The report highlights challenges to production growth, particularly in the Haynesville Basin, which faces structural obstacles such as a decline in the number of wells and limited infrastructure development.
Analysts note that production in the basin has been steadily declining, with limited ability to increase to meet new demand.
Consolidation among producers in Haynesville is seen as a double-edged sword: While it has improved operational efficiency, it has also strengthened production discipline, meaning producers are unlikely to oversupply the market.
Meanwhile, LNG demand and domestic electrification are seen as long-term drivers of natural gas consumption, positioning natural gas as a critical component of energy transition strategies.
BofA analysts say global LNG arbitrage opportunities further strengthen the case for higher US natural gas prices, as international markets remain willing to pay a premium for gas compared to domestic benchmarks.
On the other hand, oil markets face a more challenging outlook in 2025, with BofA predicting an oversupply scenario that could keep oil prices low.
This dynamic is expected to increase the attractiveness of gas exploration and production companies over their oil-focused counterparts.
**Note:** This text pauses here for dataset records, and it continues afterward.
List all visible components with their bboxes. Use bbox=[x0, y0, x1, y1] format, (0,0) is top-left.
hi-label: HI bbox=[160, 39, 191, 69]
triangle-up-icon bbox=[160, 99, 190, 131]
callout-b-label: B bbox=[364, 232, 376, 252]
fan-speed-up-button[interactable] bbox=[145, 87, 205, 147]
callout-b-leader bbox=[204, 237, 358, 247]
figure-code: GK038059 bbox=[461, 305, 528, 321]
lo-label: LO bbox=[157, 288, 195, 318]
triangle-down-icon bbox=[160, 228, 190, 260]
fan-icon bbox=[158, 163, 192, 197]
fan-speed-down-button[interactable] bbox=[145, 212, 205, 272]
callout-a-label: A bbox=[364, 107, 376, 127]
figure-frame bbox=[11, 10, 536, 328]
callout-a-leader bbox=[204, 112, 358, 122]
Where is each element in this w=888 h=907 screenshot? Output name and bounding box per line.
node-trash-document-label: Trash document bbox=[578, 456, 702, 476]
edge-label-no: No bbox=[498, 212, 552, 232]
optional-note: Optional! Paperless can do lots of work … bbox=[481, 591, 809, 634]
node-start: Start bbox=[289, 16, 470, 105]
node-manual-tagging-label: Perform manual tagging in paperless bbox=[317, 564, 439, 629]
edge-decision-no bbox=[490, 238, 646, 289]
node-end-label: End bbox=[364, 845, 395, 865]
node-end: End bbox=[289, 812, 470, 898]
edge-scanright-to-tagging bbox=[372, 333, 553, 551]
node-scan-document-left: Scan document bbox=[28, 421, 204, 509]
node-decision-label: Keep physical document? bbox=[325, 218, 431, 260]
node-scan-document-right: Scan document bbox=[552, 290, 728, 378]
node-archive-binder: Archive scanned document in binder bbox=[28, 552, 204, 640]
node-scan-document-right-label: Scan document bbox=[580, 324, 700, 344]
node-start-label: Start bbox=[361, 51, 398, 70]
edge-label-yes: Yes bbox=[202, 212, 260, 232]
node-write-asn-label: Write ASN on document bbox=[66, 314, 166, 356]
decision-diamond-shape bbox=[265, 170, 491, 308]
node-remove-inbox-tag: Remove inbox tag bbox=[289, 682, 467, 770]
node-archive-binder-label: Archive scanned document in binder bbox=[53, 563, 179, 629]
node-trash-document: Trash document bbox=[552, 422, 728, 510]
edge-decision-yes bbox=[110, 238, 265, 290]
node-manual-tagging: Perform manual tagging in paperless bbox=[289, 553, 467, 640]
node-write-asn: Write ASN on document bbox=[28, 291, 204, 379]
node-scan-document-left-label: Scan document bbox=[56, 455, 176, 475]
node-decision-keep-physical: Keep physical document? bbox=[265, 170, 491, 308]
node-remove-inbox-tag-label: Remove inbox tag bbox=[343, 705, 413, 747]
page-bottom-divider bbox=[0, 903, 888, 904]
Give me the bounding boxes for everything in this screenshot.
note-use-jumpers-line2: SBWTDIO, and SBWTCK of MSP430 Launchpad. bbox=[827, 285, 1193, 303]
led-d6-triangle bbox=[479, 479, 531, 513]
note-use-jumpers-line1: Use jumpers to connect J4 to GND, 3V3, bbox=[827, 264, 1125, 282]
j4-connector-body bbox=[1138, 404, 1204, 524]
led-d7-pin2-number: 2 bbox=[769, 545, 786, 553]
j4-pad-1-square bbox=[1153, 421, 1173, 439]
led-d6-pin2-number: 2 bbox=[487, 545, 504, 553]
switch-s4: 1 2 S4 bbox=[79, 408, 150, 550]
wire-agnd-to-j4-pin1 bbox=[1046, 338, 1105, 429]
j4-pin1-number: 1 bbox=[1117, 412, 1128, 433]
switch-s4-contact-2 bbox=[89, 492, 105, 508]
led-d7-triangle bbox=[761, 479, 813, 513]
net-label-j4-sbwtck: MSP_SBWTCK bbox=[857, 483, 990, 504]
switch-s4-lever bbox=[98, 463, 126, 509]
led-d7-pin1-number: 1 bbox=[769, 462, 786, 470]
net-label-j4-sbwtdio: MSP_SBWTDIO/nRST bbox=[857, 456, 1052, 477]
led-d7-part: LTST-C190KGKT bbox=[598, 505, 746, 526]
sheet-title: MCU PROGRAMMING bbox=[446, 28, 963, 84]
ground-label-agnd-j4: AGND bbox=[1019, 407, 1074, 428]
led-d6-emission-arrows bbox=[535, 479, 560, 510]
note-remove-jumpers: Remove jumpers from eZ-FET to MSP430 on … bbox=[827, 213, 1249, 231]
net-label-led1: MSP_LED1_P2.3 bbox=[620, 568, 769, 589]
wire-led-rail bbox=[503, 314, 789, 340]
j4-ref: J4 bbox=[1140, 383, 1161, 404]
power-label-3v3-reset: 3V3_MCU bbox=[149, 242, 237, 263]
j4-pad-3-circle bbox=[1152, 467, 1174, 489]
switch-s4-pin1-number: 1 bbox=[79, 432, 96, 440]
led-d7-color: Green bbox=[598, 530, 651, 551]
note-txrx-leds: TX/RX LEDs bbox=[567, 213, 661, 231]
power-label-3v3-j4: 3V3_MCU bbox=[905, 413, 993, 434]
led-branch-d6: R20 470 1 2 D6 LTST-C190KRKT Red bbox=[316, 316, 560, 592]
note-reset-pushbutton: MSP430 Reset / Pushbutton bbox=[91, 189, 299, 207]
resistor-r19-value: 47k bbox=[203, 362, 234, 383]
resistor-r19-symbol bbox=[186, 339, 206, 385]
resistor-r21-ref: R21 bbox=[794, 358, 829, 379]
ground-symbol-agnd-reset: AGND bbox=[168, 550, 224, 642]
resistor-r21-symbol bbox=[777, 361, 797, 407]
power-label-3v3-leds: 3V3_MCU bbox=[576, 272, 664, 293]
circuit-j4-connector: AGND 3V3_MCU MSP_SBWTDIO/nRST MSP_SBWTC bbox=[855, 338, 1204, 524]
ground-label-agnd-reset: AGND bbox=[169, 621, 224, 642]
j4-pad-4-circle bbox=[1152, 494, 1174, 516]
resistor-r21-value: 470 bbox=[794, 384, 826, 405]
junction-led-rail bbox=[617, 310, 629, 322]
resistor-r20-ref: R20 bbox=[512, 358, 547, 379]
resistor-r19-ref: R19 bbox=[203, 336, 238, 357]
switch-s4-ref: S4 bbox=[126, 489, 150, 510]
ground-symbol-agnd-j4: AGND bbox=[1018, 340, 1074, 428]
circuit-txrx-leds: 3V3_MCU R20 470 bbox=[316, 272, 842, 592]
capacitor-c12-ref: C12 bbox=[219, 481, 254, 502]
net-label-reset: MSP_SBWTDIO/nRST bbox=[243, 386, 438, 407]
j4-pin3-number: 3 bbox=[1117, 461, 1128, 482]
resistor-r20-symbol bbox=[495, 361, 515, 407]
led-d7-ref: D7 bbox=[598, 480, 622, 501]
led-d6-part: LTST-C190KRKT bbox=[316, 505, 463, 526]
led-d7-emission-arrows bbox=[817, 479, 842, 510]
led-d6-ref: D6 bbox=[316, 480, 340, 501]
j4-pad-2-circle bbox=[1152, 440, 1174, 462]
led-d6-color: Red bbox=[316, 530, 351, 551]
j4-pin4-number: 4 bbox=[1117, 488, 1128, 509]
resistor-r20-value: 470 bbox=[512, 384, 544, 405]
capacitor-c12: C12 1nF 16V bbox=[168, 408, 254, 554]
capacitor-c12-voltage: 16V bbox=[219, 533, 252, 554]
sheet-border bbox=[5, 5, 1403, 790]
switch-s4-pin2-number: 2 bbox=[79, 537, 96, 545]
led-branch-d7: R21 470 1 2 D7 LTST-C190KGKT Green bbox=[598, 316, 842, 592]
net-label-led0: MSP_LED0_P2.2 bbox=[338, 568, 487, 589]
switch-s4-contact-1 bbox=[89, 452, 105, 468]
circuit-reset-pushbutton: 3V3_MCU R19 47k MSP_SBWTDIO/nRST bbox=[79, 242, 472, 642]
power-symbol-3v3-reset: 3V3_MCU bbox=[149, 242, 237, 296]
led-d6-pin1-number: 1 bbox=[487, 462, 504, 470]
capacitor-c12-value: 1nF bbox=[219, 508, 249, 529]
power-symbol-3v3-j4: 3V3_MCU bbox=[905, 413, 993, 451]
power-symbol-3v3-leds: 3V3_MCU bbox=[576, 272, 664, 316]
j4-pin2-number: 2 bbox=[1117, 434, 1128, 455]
As gas valuations remain relatively undervalued compared to long-term fundamentals, BofA sees potential for re-rating gas-focused stocks.
In the Canadian context, the upcoming Canadian LNG export facility operated by Shell is expected to provide a macroeconomic boost to Western Canadian natural gas producers.
While this drive will take time to fully lift, the AECO fundamentals are expected to tighten over time, benefiting producers like Ovintivo (NYSE 🙂 ), which BofA upgraded to “Buy” based on this thesis.